Ababri’s insistence on working from his bed, then, takes on an additional meaning: he purposefully rejects the traditional image of the artist painting while standing erect in front of his easel. This refusal of convention extends to the artist’s radical approach to self-portraiture. ‘The figure of the artist who represents himself as a genius just doesn’t sit well with me,’ he says. As if to drive the point home, Ababri incorporated fecal matter into his Autoportrait en excrément et rose et bleu (Self-Portrait in Pink and Blue with Excrement, 2022), one of a series of drawings exhibited last autumn as part of ‘SOL! The Regional Biennial’ at MO.CO, Montpellier. In this piece, Ababri attempts to liberate the scatological from its historical associations with mental illness and asylums while injecting a degree of impurity into the often-sterile environment of the art institution.
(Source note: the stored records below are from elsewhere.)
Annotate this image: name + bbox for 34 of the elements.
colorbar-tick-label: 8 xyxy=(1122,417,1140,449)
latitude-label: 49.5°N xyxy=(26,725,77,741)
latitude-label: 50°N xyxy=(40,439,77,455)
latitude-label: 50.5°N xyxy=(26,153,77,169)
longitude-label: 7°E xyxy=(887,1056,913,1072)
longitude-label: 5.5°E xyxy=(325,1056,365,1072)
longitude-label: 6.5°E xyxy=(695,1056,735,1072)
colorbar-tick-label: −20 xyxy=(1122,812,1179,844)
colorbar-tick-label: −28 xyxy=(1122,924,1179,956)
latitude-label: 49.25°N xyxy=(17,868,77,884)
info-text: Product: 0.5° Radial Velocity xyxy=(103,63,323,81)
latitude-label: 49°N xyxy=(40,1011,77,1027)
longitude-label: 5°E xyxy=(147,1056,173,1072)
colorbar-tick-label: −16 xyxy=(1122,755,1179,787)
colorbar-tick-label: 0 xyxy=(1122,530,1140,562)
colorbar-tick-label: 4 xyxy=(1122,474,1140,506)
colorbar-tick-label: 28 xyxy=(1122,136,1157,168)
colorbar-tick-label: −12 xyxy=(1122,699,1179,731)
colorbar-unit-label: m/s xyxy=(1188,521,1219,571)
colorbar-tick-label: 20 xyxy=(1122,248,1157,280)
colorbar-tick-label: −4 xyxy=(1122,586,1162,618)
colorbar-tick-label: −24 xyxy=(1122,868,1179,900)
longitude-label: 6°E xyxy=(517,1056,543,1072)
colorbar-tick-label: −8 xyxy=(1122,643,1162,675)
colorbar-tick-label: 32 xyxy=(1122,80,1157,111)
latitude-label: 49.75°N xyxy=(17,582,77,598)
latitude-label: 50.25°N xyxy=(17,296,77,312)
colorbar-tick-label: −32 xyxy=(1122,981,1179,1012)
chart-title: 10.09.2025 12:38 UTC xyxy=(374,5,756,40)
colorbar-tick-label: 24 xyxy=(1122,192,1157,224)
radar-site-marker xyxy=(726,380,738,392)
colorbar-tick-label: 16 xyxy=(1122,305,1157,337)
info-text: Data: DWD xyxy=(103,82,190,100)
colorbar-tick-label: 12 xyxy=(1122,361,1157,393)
It would be tempting to say that Ababri’s practice flirts with the clandestine. The artist himself prefers the term ‘infiltration’ to describe a way of making political statements that does not necessarily rely on an activist vocabulary. His series ‘Bedwork / Yes I AM’ (2018–ongoing) takes as its starting point a chapter titled ‘Who Defends the Queer Child?’ from philosopher Paul B. Preciado’s book An Apartment on Uranus (2019). In it, Ababri draws individual portraits of gay men – including his contemporaries and predecessors, from Michel Foucault and the late curator Vincent Honoré to artists of his own generation, like Paul Maheke or Philipp Timischl – who, for him, make up a spiritual community. It unfolds as an ‘ongoing encyclopedia’ that celebrates and honors those who also strive to make themselves heard.